What happens if we try to naively classify based on the whole time series, i.e using each of the 100 days’ prices as a feature?

```
%%time
classify(X_scaled, y)
```

```
Accuracy:
65.34%
Precision:
64.48%
CPU times: user 18.6 s, sys: 135 ms, total: 18.7 s
Wall time: 19.2 s
```

So actually the naive benchmark has a much better accuracy. But note the relatively long compute time of 18.7s. The question is whether any of our other datasets can reach comparable accuracies more efficiently.

```
%%time
classify(complex_5, y)
```

```
Accuracy:
60.96%
Precision:
60.17%
CPU times: user 1.96 s, sys: 18.5 ms, total: 1.97 s
Wall time: 2.04 s
```

It makes sense that the complex dataset has a higher accuracy than the modulus dataset for the same number of Fourier terms: bear in mind that it includes twice as many features (since we have split the real and imaginary part).

```
%%time
classify(modulus_15, y)
```

```
Accuracy:
59.45%
Precision:
57.72%
CPU times: user 3.77 s, sys: 62.8 ms, total: 3.83 s
Wall time: 4.33 s
```

This is an interesting result. 15 modulus terms (15 features) underperform 5 complex terms (i.e 10 features). This tells us that the actual complex number holds a lot of information.

```
%%time
classify(complex_15, y)
```

```
Accuracy:
64.97%
Precision:
63.75%
CPU times: user 3.02 s, sys: 26.1 ms, total: 3.04 s
Wall time: 3.09 s
```

Using 15 complex terms (i.e 30 total features), comparable accuracy to the benchmark has been achieved, in about a sixth of the time!

```
%%time
classify(modulus_30, y)
```

```
Accuracy:
59.74%
Precision:
57.98%
CPU times: user 3.16 s, sys: 35.1 ms, total: 3.19 s
Wall time: 3.33 s
```

```
%%time
classify(complex_30, y)
```

```
Accuracy:
66.63%
Precision:
65.24%
CPU times: user 11.9 s, sys: 136 ms, total: 12.1 s
Wall time: 12.6 s
```

We can observe the diminishing returns: using more Fourier terms increases accuracy only slightly. However, it is a pretty remarkable result that using 30 complex terms (i.e 60 features), we can beat the benchmark while also being 1.5x faster.

To better visualise how accuracy varies with the number of terms, we can generate multiple datasets and run our classification method on them:

```
scores = []
for i in range(0, 100, 5):
print(i)
dataset = generate_modulus_dataset(X_scaled, i)
acc = classify(dataset, y, return_acc=True)
scores.append(acc)
```

Doing the same for the complex datasets and plotting the results yields:

It is interesting to note that the modulus datasets never beat the benchmark: it seems that taking the modulus of the complex terms throws away too much information. The complex datasets are most predictive at around 40 terms, but the plateau and gradual decrease after that is a clear sign that overfitting occurs.

## Conclusion

In this post, we have seen that 100-day time series of prices can be classified according to market cap, by extracting the main signals from a time series with a Discrete Fourier Transform to use as features in a classifier. The DFT is not only able to outperform the naive solution of using each day’s price as a feature, but can also do so with a large speedup. The implication of this is that the benchmark overfits to noise, and thus this is a practical example of how reducing the information available to a classifier can actually improve performance.

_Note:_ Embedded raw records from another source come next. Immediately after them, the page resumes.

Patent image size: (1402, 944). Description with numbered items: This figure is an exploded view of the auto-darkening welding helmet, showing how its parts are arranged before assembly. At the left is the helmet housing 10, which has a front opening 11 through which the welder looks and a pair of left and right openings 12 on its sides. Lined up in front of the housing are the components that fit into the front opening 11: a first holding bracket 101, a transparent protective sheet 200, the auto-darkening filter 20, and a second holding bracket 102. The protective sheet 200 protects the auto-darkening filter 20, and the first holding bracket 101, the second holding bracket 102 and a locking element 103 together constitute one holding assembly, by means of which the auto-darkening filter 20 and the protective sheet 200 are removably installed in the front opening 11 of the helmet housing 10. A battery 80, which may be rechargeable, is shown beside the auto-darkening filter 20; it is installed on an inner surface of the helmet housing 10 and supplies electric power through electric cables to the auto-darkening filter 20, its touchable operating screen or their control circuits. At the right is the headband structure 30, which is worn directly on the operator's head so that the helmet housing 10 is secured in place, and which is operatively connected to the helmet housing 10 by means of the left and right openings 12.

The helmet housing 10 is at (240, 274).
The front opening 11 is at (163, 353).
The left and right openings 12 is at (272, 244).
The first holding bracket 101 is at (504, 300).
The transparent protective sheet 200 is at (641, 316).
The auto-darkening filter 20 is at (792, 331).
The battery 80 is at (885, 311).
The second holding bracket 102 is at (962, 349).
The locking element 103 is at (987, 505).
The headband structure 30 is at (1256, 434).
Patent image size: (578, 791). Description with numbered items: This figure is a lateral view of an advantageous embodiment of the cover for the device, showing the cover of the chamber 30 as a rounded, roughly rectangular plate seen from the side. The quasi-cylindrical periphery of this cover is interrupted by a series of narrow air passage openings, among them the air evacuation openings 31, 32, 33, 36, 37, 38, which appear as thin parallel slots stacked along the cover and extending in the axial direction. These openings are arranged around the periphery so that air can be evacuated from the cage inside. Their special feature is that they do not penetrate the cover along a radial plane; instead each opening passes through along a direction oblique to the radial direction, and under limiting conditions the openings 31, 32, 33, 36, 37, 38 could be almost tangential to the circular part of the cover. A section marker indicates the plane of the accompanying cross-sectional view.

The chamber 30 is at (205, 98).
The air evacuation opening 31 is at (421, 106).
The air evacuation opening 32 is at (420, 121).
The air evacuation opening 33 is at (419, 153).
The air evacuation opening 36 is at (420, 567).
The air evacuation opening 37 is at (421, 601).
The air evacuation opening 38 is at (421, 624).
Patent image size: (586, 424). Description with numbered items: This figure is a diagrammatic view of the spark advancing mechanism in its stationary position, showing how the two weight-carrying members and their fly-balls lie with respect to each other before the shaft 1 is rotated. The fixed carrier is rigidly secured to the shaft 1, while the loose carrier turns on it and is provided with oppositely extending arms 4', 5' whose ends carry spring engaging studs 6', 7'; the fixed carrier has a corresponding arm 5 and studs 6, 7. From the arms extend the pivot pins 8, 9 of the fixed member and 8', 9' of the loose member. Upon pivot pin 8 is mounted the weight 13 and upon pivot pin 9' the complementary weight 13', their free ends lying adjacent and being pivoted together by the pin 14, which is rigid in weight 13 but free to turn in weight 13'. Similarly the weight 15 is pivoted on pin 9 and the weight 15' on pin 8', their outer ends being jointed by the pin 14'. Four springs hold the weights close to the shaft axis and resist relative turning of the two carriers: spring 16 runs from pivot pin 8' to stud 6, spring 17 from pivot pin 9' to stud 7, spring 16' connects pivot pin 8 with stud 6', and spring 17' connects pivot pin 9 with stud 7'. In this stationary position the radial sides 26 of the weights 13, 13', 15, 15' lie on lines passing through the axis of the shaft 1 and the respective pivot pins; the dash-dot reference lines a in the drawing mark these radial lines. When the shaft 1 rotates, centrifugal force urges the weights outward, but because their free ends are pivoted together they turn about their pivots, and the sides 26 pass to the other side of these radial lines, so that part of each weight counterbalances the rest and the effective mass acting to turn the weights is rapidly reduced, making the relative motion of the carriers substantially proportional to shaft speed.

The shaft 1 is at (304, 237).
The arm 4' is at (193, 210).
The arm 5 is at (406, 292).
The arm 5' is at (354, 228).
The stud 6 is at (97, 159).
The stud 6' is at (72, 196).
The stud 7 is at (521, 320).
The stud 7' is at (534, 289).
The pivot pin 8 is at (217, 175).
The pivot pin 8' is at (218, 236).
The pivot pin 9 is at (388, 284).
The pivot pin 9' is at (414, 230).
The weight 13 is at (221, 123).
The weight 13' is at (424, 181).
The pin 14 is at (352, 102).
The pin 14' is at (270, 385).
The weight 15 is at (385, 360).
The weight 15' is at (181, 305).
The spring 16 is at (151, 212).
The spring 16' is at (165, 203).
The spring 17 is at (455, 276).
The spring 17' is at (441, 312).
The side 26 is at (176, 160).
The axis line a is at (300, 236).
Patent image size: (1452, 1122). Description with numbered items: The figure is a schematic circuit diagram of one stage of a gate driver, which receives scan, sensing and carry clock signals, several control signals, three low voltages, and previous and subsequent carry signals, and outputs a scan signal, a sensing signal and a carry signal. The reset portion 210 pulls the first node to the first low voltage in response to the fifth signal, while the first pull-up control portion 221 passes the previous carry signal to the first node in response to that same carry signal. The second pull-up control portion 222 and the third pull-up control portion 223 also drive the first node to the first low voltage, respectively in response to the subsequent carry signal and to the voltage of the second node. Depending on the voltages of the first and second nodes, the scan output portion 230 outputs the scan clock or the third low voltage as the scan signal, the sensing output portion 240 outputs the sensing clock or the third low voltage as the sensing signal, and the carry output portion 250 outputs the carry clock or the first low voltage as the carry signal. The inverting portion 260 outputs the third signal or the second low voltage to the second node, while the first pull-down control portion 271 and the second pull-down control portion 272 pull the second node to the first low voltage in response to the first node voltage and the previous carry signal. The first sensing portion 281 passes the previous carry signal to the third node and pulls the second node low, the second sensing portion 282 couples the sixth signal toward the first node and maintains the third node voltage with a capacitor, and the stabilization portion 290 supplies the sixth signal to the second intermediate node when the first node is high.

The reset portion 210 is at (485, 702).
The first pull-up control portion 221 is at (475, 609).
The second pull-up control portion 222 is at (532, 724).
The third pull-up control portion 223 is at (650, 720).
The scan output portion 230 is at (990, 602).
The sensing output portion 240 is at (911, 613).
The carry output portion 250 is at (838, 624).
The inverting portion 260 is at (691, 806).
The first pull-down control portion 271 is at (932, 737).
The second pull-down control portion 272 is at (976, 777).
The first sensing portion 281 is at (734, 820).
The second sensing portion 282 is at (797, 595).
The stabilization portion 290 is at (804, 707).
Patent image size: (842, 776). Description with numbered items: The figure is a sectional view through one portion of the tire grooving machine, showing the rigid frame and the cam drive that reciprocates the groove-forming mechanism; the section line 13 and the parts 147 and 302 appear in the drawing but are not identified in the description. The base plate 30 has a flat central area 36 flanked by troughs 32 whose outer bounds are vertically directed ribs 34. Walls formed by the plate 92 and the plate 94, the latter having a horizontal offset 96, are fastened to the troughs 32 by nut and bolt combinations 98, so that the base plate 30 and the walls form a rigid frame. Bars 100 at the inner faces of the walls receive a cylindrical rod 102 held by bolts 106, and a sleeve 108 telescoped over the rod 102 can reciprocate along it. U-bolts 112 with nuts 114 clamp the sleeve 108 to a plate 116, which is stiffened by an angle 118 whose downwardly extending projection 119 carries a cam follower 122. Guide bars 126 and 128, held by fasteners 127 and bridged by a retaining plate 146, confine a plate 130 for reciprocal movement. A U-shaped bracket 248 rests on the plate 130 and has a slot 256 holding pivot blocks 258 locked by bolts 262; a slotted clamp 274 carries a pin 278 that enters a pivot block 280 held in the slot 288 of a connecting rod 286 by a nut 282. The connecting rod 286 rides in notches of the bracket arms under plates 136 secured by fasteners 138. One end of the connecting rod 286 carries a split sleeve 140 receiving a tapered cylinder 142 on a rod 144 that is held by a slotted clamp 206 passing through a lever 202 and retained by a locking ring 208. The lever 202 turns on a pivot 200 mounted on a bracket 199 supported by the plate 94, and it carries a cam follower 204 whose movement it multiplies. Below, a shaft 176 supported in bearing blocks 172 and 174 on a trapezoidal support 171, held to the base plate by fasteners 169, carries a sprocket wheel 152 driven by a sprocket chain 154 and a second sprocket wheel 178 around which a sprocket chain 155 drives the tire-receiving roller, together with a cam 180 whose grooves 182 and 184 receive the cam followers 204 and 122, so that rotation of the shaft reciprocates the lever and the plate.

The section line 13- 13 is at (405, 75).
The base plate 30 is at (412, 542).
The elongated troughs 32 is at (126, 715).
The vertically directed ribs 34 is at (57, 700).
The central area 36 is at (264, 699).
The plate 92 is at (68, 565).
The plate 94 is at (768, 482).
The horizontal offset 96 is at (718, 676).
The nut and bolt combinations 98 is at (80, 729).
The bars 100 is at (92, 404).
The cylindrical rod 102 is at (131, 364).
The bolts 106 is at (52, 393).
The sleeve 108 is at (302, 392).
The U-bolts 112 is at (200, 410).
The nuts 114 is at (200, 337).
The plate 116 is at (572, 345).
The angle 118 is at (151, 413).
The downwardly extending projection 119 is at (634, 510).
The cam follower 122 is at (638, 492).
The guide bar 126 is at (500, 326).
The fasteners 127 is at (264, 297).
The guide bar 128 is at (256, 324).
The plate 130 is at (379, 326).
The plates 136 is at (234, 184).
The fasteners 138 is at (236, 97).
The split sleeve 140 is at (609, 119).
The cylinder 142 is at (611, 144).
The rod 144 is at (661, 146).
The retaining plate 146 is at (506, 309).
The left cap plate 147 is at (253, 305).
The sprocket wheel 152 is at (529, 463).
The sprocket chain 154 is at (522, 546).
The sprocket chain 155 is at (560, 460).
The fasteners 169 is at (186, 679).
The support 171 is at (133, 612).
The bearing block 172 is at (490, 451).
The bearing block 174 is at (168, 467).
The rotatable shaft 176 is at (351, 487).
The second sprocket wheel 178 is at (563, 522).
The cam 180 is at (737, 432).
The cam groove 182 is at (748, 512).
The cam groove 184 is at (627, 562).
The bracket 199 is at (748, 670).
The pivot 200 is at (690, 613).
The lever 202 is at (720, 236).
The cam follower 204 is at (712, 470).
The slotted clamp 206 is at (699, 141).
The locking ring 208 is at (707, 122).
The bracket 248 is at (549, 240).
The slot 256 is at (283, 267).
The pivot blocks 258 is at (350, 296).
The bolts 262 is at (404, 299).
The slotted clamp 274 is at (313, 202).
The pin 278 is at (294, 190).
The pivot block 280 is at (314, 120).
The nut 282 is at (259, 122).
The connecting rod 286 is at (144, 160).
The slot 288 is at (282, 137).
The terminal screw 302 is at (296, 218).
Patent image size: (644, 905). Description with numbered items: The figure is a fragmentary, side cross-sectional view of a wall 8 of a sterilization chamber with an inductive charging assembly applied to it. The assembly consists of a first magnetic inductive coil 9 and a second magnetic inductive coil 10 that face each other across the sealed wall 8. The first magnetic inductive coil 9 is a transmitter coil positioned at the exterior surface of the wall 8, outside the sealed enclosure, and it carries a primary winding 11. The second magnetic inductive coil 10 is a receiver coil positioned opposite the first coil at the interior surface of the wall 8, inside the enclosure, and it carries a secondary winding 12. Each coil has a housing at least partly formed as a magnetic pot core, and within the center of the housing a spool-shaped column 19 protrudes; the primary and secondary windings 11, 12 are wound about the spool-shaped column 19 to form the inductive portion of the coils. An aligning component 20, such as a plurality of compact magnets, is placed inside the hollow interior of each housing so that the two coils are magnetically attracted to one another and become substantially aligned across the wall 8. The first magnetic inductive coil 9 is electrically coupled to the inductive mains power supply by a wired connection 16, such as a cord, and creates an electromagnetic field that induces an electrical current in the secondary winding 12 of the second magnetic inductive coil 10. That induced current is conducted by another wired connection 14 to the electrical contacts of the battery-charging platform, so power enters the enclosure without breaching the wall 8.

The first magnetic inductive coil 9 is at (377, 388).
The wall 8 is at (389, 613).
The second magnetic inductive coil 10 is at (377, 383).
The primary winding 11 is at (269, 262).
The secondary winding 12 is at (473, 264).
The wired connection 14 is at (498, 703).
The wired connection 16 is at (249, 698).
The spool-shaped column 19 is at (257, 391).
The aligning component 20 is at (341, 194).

I think this is an important lesson for anyone applying machine learning to a real-world problem: throwing data at a classifier or deep learning model is **not** a solid approach: it is much better to genuinely try to extract important features, and discard those which only add noise.

Future work on this topic could involve comparing the classification performance of the DFT method to a classifier that uses different summary statistics, or perhaps even a clustering methodology like k-Nearest Neighbours. But for now I am satisfied that this simple and intuitive method is sufficient to do significantly better than random guessing.